2. The difference in two means is greater than 0, which claims that the bio activity does change with the increase or decrease in dosage amounts.

3. I do have a little bit of a concern for the normality of each of the sets, in the top right corner of the qqnorm plots for each set, we a see a value that deviates far from the qqline, comparatively to the other values.

5-43

Car=c(1:7)
Finite_elements = c(14.58,48.52, 97.22,113.99,174.73,212.72,277.38)
Equivalent_plate=c(14.76,49.1,99.99,117.53,181.22,220.14,294.80)
JournalofAircraft = data.frame(Car, Finite_elements, Equivalent_plate)
qqnorm(Finite_elements)
qqline(Finite_elements)

qqnorm(Equivalent_plate)
qqline(Equivalent_plate)

#5-43

library(readxl)
JournAir <- read_excel("D:/Education/Statistics/hw5/JournAir.xlsx")
View(JournAir)

#Car=c(1:7)
#Finite_elements = c(14.58,48.52, 97.22,113.99,174.73,212.72,277.38)
#Equivalent_plate=c(14.76,49.1,99.99,117.53,181.22,220.14,294.80)
#JournalofAircraft = data.frame(Car, Finite_elements, Equivalent_plate)
qqnorm(JournAir$finiteElement)
qqline(JournAir$finiteElement)

qqnorm(JournAir$equiPLate)
qqline(JournAir$equiPLate)

t.test(JournAir$finiteElement, JournAir$equiPLate, paired = T)

    Paired t-test

data:  JournAir$finiteElement and JournAir$equiPLate
t = -2.4501, df = 6, p-value = 0.04979
alternative hypothesis: true difference in means is not equal to 0
95 percent confidence interval:
 -10.964397921  -0.007030651
sample estimates:
mean of the differences 
              -5.485714 

a.The p-value from our t.tests is less than our our 1 minus confidence interval, thus we can reject the null hypothesis. From the differences of means section of the code, we can conclude that means are not the same.

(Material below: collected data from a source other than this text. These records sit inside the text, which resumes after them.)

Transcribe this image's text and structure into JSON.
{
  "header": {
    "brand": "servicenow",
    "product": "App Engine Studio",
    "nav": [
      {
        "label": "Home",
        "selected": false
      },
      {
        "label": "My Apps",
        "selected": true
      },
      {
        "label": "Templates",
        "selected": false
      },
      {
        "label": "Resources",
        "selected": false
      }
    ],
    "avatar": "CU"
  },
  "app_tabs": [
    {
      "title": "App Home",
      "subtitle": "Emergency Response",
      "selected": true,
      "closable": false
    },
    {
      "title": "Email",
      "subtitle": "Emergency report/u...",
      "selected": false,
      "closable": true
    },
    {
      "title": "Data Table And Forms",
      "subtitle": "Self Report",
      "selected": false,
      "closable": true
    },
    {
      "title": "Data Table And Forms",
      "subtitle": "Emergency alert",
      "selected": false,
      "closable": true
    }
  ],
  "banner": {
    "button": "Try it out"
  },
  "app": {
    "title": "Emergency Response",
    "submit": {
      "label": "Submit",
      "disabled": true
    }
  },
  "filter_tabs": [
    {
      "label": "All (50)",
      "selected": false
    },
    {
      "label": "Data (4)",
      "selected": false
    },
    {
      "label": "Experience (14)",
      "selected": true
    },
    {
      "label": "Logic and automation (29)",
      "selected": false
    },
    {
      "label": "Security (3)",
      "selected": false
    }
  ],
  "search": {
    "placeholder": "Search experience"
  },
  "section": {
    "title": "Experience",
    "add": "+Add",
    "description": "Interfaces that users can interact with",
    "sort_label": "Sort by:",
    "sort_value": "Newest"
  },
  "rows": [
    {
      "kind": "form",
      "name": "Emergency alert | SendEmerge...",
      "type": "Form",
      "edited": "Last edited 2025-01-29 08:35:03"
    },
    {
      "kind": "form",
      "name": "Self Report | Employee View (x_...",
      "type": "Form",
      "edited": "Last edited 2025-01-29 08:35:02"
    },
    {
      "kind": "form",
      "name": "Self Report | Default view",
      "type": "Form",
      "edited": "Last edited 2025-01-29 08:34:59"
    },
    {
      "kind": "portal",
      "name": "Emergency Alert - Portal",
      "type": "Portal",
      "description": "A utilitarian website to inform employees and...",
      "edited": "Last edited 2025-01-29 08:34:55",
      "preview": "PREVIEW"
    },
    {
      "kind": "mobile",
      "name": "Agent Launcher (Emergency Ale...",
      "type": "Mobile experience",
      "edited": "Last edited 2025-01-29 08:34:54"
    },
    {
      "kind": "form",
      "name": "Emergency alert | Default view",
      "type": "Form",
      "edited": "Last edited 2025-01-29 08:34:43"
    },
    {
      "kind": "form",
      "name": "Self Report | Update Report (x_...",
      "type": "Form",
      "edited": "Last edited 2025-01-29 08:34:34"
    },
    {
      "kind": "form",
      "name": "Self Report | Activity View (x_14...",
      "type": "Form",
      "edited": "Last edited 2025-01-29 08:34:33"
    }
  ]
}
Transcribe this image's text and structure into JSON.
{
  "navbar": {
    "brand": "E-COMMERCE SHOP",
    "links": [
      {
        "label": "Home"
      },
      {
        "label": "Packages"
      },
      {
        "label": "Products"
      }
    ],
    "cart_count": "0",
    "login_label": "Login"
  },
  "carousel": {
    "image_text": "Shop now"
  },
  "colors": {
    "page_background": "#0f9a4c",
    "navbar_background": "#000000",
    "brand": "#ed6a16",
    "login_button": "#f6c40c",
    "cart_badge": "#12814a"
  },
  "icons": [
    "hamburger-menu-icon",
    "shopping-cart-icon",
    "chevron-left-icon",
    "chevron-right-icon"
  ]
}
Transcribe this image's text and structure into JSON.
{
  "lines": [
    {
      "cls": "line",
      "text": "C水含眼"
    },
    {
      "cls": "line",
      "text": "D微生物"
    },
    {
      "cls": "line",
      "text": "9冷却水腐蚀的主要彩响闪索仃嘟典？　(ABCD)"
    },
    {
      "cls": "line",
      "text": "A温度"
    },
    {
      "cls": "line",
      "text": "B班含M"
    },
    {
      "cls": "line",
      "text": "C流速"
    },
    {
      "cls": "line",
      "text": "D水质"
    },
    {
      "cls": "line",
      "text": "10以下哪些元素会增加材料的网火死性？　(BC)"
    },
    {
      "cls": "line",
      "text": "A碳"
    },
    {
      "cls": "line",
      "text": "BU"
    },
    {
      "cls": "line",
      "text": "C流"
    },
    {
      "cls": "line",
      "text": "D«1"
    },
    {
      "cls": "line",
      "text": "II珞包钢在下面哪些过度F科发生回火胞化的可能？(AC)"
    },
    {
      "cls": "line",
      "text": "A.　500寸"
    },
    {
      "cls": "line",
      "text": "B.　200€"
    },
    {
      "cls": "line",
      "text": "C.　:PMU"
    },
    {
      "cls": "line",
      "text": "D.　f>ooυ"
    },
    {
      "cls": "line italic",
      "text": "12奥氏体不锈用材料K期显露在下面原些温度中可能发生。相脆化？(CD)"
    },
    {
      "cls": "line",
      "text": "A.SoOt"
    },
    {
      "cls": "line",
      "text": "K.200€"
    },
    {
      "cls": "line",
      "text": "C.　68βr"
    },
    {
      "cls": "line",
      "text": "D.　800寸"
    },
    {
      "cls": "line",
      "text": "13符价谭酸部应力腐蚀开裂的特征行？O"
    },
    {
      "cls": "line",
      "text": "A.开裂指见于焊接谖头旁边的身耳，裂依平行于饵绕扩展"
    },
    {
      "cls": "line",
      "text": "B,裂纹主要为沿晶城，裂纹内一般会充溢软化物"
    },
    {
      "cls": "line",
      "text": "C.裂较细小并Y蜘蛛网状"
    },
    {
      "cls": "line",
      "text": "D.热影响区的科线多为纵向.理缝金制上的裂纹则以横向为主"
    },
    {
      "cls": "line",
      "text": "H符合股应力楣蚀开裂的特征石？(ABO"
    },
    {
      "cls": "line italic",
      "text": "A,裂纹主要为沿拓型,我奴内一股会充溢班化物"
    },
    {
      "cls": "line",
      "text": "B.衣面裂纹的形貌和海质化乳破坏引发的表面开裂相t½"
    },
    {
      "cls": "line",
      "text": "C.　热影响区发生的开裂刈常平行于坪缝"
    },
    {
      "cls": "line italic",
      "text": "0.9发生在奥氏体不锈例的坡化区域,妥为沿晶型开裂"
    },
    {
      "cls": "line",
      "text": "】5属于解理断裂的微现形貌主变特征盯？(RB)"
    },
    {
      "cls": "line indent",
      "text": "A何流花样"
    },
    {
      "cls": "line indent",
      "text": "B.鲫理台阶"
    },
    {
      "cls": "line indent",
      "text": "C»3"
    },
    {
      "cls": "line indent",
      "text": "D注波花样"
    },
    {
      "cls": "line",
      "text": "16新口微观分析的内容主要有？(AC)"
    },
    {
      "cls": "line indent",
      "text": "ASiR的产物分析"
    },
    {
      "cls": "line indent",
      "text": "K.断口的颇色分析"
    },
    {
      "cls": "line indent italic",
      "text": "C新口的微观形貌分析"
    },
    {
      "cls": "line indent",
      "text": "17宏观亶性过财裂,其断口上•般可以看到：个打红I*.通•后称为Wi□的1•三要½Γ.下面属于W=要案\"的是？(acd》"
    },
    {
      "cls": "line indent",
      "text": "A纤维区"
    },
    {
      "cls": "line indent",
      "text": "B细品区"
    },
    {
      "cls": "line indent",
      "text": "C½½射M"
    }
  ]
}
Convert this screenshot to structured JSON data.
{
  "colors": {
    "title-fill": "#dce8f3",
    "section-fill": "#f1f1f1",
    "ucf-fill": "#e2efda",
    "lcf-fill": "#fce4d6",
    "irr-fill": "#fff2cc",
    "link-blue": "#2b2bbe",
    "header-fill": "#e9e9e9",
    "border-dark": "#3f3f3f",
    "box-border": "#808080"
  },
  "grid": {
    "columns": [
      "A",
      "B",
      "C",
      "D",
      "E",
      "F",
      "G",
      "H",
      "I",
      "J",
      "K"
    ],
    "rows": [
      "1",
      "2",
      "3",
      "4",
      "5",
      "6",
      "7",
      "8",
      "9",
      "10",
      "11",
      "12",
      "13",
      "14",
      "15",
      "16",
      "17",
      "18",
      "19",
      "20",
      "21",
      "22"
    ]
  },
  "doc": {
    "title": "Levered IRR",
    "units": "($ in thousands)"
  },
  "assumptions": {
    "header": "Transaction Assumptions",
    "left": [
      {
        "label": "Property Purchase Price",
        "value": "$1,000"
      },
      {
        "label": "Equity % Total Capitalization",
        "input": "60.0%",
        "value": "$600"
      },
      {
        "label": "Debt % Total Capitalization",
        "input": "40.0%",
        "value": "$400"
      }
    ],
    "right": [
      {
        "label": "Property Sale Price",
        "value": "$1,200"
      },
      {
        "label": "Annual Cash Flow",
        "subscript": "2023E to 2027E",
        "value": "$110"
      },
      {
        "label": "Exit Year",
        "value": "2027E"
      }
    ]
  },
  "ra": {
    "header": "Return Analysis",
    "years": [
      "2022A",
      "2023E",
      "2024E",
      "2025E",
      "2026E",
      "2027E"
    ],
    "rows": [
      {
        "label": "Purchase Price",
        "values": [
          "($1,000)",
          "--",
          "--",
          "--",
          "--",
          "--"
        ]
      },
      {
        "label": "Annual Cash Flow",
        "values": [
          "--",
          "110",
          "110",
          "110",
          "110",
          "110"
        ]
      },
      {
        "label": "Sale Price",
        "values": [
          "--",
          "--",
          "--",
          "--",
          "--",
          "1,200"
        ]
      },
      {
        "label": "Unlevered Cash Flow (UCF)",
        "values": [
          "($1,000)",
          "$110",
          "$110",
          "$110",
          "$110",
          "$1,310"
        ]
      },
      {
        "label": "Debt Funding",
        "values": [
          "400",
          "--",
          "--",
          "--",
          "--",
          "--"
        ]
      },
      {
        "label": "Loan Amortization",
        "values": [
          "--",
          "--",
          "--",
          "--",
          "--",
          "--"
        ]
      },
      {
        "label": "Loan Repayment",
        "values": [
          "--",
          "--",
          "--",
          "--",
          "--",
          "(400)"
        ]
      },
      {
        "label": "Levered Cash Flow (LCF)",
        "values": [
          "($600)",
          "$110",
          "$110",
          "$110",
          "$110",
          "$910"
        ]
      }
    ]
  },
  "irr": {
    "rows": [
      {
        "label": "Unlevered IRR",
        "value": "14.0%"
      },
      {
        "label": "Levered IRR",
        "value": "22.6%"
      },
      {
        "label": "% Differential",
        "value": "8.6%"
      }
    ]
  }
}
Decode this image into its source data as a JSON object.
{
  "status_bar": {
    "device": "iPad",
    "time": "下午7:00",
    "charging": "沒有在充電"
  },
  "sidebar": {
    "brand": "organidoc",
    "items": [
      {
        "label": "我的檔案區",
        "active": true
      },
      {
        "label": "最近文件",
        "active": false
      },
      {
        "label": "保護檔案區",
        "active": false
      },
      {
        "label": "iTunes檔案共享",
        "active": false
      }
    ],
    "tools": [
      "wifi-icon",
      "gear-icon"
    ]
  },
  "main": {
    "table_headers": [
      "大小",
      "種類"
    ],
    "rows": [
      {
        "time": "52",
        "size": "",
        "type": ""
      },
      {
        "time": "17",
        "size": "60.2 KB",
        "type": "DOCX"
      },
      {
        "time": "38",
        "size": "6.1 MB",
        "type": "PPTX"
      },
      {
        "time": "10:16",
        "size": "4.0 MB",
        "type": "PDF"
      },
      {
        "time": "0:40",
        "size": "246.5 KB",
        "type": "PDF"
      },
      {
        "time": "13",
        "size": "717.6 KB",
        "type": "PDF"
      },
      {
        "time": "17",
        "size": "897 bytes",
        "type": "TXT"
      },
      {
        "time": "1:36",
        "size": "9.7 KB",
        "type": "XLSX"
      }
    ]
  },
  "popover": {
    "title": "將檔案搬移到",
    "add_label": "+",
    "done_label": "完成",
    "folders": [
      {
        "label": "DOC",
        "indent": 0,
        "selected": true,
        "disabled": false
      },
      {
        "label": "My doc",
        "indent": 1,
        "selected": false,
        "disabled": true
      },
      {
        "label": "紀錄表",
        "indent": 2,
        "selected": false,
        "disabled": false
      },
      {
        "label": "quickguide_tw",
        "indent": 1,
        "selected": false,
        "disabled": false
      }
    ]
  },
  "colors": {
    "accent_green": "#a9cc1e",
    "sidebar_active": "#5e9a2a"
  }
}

2. The confidence interval -> -10.96 to -.007

#5-45

library(readxl)
ImpSteel <- read_excel("D:/Education/Statistics/hw5/ImpSteel.xlsx")
View(ImpSteel)

qqnorm(ImpSteel$T1)
qqline(ImpSteel$T1)

qqnorm(ImpSteel$T2)
qqline(ImpSteel$T2)

t.test(ImpSteel$T1, ImpSteel$T2, paired = T, conf.level = 0.99)

    Paired t-test

data:  ImpSteel$T1 and ImpSteel$T2
t = -3.4805, df = 7, p-value = 0.01026
alternative hypothesis: true difference in means is not equal to 0
99 percent confidence interval:
 -0.426159965  0.001159965
sample estimates:
mean of the differences 
                -0.2125 

–The p-value is greater than 0.01, and our confidence interval for this test is 0.01, thus we fail to reject the null hypothesis. From the paired t.test, we are shown that the difference in means is not equal to zero, so no, there is not sufficient evidence to conclude that both tests give the same mean impurity levels. In fact, we have sufficient evidence that supports the claim that we have non-equal means for the tests given.